UK house prices

jtrader said:
Shouldn't the Bank of England recognise that house prices are at/near their peak and are unlikely to stretch much further, given the huge difference between average national salary and average national house price. Therefore, they should not raise interest rates in an attempt to hault further price gains and wait for the market to stop rising/level out/start falling - naturally - in order to ensure that those people buying houses at the market peak do not end up with growing debts alongside negative equity - which would obviously happen if interest rates go up?

jtrader, the MPC's mandate is to target inflation. I must admit that when Mr Prudence formed an independent rate-setting committee I thought it was a big mistake, but I now consider it to have been something of a master stroke for the country's economy. I think the US could do a lot worse than adopt a similar system, rather than leave the policy to the dictates of a single person. Anyway, getting back to the subject at hand, the MPC have recently been stating their concern over the runaway housing market because they consider that continued soaring house prices will have a significant impact on the rate of inflation in the future.

Some of the posts subsequent to yours are quite right in the fact that the housing market is unlikely to mimic exactly what happened in the 1980's. To quote Mark Twain: history does not repeat itself, but it does rhyme.

Alex
 
mmmm - history not repeat itself - hope someone reminds the public of that when they stop buying again just after buying up everything they can get their hands on!

is that tulips i can smell!
 
"is that tulips i can smell"..well if your only approach is to sit on the sidelines you won't be short of time to smell them.....
 
sit on the sidelines? well you cant short property but you can lay some nice bets on interest rates!
 
stevet said:
mmmm - history not repeat itself - hope someone reminds the public of that when they stop buying again just after buying up everything they can get their hands on!
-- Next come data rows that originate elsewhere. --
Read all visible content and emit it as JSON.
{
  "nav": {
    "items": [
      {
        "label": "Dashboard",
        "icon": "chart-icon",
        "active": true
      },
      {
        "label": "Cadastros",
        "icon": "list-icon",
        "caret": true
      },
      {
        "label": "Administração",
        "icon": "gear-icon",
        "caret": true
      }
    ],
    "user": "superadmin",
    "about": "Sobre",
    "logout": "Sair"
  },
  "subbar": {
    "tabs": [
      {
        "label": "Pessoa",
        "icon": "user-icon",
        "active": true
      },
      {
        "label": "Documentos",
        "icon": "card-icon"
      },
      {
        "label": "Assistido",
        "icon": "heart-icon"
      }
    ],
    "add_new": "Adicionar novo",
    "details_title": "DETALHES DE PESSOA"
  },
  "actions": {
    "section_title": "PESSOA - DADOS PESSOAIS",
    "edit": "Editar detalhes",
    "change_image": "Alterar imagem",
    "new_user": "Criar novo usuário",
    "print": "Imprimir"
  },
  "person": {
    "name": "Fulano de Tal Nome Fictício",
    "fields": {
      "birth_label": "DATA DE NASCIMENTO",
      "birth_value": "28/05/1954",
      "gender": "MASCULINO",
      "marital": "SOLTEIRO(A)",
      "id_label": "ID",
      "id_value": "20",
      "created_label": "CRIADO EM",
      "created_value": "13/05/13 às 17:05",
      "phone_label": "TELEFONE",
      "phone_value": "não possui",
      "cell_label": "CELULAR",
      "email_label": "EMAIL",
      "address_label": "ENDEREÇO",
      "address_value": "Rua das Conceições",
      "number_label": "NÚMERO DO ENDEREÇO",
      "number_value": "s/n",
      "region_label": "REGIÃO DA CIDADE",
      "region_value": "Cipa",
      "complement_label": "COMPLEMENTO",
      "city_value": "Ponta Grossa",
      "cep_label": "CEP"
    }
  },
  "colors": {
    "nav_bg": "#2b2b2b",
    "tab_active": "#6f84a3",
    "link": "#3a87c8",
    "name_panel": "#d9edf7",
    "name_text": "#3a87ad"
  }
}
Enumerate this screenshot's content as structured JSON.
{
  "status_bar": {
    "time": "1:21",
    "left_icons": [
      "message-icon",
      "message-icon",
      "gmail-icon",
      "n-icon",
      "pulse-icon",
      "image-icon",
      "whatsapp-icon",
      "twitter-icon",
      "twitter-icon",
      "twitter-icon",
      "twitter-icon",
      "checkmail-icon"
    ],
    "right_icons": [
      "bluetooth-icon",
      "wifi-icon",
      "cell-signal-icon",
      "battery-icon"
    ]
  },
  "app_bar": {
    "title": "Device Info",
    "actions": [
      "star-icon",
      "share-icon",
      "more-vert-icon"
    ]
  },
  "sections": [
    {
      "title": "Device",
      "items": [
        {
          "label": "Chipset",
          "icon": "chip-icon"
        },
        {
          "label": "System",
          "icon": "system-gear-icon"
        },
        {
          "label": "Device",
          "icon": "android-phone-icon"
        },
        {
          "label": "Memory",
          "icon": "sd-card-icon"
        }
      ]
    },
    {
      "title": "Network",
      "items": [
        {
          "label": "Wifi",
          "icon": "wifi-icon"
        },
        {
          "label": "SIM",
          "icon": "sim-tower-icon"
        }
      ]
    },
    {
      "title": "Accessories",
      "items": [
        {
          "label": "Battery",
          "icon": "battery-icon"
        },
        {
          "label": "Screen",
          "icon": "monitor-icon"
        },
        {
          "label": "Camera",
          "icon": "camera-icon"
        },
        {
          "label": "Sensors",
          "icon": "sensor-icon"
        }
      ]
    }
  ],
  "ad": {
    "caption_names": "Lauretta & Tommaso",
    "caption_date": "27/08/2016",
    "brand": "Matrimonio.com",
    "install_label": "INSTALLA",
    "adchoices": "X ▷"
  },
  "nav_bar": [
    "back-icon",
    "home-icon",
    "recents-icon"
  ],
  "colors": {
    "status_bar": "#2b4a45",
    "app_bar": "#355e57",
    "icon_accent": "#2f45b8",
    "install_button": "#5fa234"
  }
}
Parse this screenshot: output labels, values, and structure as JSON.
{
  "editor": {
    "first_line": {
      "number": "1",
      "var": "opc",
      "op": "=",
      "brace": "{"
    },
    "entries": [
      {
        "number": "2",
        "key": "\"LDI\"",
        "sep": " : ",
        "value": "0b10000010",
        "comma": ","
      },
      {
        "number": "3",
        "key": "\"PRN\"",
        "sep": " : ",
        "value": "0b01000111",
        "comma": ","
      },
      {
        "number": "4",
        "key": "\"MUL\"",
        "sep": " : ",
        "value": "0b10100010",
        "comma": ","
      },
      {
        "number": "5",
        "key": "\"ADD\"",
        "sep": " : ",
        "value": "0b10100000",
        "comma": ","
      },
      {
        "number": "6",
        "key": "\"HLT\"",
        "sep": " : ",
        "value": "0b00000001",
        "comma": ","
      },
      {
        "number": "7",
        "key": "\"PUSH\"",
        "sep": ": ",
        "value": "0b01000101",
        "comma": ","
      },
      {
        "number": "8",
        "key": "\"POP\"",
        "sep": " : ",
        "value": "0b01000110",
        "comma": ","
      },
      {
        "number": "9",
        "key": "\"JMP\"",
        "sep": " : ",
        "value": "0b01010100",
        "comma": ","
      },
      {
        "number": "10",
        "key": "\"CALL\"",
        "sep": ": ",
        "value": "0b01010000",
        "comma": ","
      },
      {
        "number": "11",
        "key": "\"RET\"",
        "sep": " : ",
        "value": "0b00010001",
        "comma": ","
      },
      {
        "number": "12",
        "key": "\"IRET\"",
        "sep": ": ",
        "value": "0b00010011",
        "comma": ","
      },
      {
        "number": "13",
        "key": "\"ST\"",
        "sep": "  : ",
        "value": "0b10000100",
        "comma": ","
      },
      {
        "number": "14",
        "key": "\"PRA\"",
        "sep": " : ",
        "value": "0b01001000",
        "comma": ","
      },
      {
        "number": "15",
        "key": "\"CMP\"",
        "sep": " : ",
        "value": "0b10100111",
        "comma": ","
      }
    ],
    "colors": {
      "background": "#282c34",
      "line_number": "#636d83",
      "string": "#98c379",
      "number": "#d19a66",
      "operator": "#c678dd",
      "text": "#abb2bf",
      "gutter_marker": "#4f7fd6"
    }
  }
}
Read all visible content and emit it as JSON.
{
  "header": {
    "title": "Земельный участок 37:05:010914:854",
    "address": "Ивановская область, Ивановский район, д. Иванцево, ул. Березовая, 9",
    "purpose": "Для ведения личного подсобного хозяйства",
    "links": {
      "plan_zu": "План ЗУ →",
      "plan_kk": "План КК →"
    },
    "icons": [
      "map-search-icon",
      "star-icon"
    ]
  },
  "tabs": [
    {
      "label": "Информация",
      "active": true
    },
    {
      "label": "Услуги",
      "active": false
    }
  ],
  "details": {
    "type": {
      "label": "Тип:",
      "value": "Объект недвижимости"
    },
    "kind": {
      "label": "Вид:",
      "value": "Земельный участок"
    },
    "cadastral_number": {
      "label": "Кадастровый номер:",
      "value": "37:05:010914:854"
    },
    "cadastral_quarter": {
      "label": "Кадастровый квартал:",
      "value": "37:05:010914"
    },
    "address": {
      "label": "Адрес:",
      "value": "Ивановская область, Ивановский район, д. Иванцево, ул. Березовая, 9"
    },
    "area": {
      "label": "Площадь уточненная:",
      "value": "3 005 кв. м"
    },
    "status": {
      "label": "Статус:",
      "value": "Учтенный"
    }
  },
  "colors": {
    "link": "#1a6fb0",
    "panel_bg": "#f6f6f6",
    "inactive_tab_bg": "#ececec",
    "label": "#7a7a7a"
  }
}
The quote is "history does not repeat itself, but it does rhyme". I think you missed the point.

Alex
 
Thanks Alex.

I have found out exactly what the terms inflation and interest rates actually mean and so now have a firmer grasp on the concepts being discussed.

Inflation is a general rise in prices across the economy. This is distinct from a rise in the price of a particular good or service. Individual prices rise and fall all the time in a market economy, reflecting consumer choices and preferences, and changing costs. If the price of one item - say a particular model of car - increases because demand for it is high, we do not think of this as inflation. Inflation occurs when most prices are rising by some degree across the whole economy.
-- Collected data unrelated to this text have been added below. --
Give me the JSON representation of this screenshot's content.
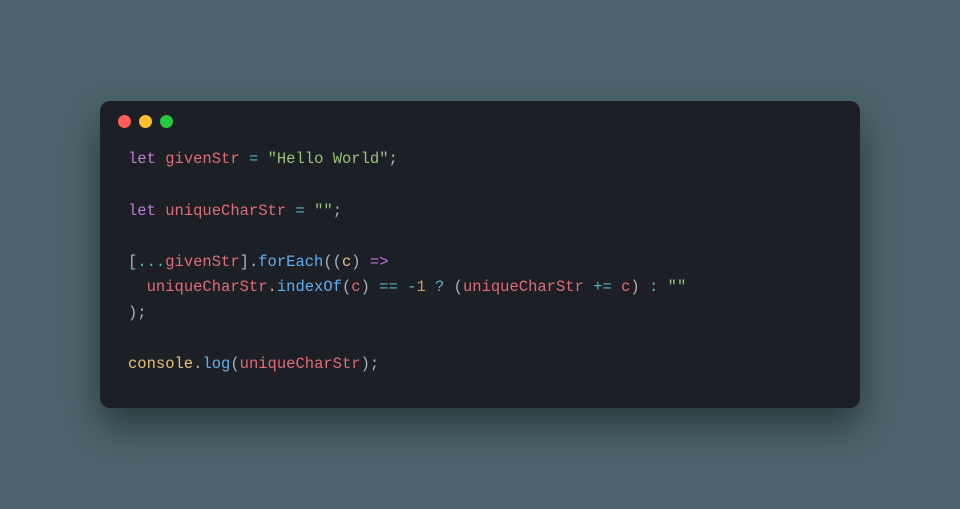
{
  "window": {
    "traffic": {
      "close": "close",
      "minimize": "minimize",
      "zoom": "zoom"
    }
  },
  "code": {
    "line1": {
      "kw": "let",
      "var": "givenStr",
      "assign": "=",
      "str": "\"Hello World\"",
      "semi": ";"
    },
    "line3": {
      "kw": "let",
      "var": "uniqueCharStr",
      "assign": "=",
      "str": "\"\"",
      "semi": ";"
    },
    "line5": {
      "open": "[",
      "spread": "...",
      "var": "givenStr",
      "close_dot": "].",
      "method": "forEach",
      "call_open": "((",
      "param": "c",
      "call_close": ")",
      "arrow": " =>"
    },
    "line6": {
      "indent": "  ",
      "var1": "uniqueCharStr",
      "dot": ".",
      "method": "indexOf",
      "open": "(",
      "param": "c",
      "close": ")",
      "eq": " == ",
      "neg": "-",
      "num": "1",
      "tern_q": " ? ",
      "popen": "(",
      "var2": "uniqueCharStr",
      "pluseq": " += ",
      "param2": "c",
      "pclose": ")",
      "tern_c": " : ",
      "empty": "\"\""
    },
    "line7": {
      "close": ");"
    },
    "line9": {
      "obj": "console",
      "dot": ".",
      "method": "log",
      "open": "(",
      "var": "uniqueCharStr",
      "close": ");"
    }
  }
}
The Bank of England base rate is a special rate of interest that is set by the Bank of England. This is the amount of interest that the Bank of England charges to large banks when it loans them money. This rate, which is also used to help control inflation within the UK economy, is reviewed every month by a committee at the Bank of England.
Since the UK economy is based on the Bank of England, the base rate is the basic interest rate that is charged for all loans. Any higher rate of interest that is charged to borrow money from a bank reflects this base rate, and often bank loans and mortgages will be advertised at a certain number of percentage points ‘above the base rate’.


Cheers

jtrader.
 
That's a fairly good real-world definition of inflation; personally I prefer the more abstract definition that it is the devaluation (destruction of value) of a currency. It has been postulated that all fiat currencies are destined for such self-destruction.

Alex
 
A fiat currency is basically one that is not backed by any hard asset - there used to be the Gold Standard which linked the value of the US dollar to that of gold. Without any asset-backing, central banks have unrestricted power to create as much of their currency as and when they like. I Googled "fiat currency" and the second link (http://www.halexandria.org/dward297.htm) carried the following definition:

Black’s Law Dictionary [Sixth Edition, 1991] defines “fiat” as an “A command or order to act. Arbitrary or authoritative order or decision.” “Fiat money” is likewise defined as, “inconvertible paper money made legal tender by a government decree.” Inconvertible to, for example, gold or silver. Made legal only by government decree. “Colored money”, i.e. money with the “deceptive appearance, assumed exterior, concealing a lack of reality.”

(Actually, I thought "fiat" came from the Latin for the verb "to trust", as in trusting to the statement "I promise to pay the bearer on demand...", but there you go.)

In fact, it's worth visiting that link and reading the transcript of the telephone conversation with a member of the San Francisco Federal Reserve Bank - I should probably cross-post it to "The American Meltdown" thread! :)

Alex
 
Sorry, just had to post this from another link (http://www.fact-index.com/f/fi/fiat_money.html) thrown up from Googling "fiat money":

The first historical examples of fiat money was that of China. Although paper fiat money was associated with China through the writings of Marco Polo, Chinese dynasties resorted to fiat money only in extremely desperate situations, and Chinese experiences with fiat money were that it tended to result in hyperinflation.

Alex
 
"Bubbles are invisible to those inside the bubbles" and we have been through
one of the biggest economic bubble in history, but none of us saw it because
we were inside that bubble. After the "Tech Wreck" of 2000 and other chaotic
events, it's important to be aware of "Bubbles" and the "Stage of the Bubble"
in order to get on the right side of the equation and to profit.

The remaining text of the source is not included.